Изобилие характеристик и определений человека, появляющихся на протяжении ХХ и XXI веков – «одномерный человек» (Г.Маркузе), «человек играющий» (Й.Хейзинга), Homo digitalis (Ларионова Н.С.), «человек разорившийся» (в разнообразных публикациях перестроечной эпохи), «человек отдыхающий» (Р.Инглхарт), «человек бегущий» (Душин О.Э.), «постчеловек» и т. п. являются отражением реального процесса возникновения новых черт современного человека, являющихся реакцией на глубинные изменения в экономической, политической и социальной жизни, в современной культуре в целом, когда трансформируются жизненные сценарии, стратегии и тактики поведения, религиозные нормы, семейные ценности, установки политических партий и государственных лидеров, экономические ориентации, способы и средства межличностной коммуникации и, конечно, языковые нормы и речевая практика.
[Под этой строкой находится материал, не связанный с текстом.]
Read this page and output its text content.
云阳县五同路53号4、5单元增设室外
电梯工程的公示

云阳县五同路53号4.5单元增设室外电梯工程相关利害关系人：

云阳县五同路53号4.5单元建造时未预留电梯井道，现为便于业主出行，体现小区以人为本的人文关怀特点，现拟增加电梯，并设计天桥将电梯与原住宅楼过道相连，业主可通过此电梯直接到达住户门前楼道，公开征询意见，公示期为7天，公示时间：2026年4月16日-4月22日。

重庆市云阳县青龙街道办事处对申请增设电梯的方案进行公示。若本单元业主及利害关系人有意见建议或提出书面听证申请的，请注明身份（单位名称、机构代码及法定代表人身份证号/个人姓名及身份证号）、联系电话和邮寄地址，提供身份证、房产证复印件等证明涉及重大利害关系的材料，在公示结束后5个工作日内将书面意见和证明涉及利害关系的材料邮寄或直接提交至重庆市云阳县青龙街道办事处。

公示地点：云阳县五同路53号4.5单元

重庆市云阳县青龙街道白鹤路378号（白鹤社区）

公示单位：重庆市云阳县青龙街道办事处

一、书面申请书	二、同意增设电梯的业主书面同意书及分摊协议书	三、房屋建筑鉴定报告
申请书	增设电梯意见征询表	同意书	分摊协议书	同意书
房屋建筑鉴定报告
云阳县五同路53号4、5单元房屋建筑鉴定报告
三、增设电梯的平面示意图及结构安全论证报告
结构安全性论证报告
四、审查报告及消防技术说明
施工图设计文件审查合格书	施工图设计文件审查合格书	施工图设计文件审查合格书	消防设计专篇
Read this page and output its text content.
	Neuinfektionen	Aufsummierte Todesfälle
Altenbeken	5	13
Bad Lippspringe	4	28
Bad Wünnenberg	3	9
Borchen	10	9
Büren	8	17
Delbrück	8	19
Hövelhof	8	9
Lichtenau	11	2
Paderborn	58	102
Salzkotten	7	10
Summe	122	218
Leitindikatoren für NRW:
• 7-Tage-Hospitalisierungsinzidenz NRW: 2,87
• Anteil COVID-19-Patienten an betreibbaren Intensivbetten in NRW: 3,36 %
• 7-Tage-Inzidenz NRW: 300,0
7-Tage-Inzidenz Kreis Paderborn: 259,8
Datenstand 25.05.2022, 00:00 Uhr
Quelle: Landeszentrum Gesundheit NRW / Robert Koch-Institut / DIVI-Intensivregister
Принципиальность этих изменений особенно ярко выражается в исчезновении из современного социогуманитарного дискурса такого определения человека, как «трудящийся». В связи с этим представляется перспективным ввести понятие «культурно-антропологический тип» человека, под которым подразумевается свойство конкретной личности «представлять собой» определенную культурную систему.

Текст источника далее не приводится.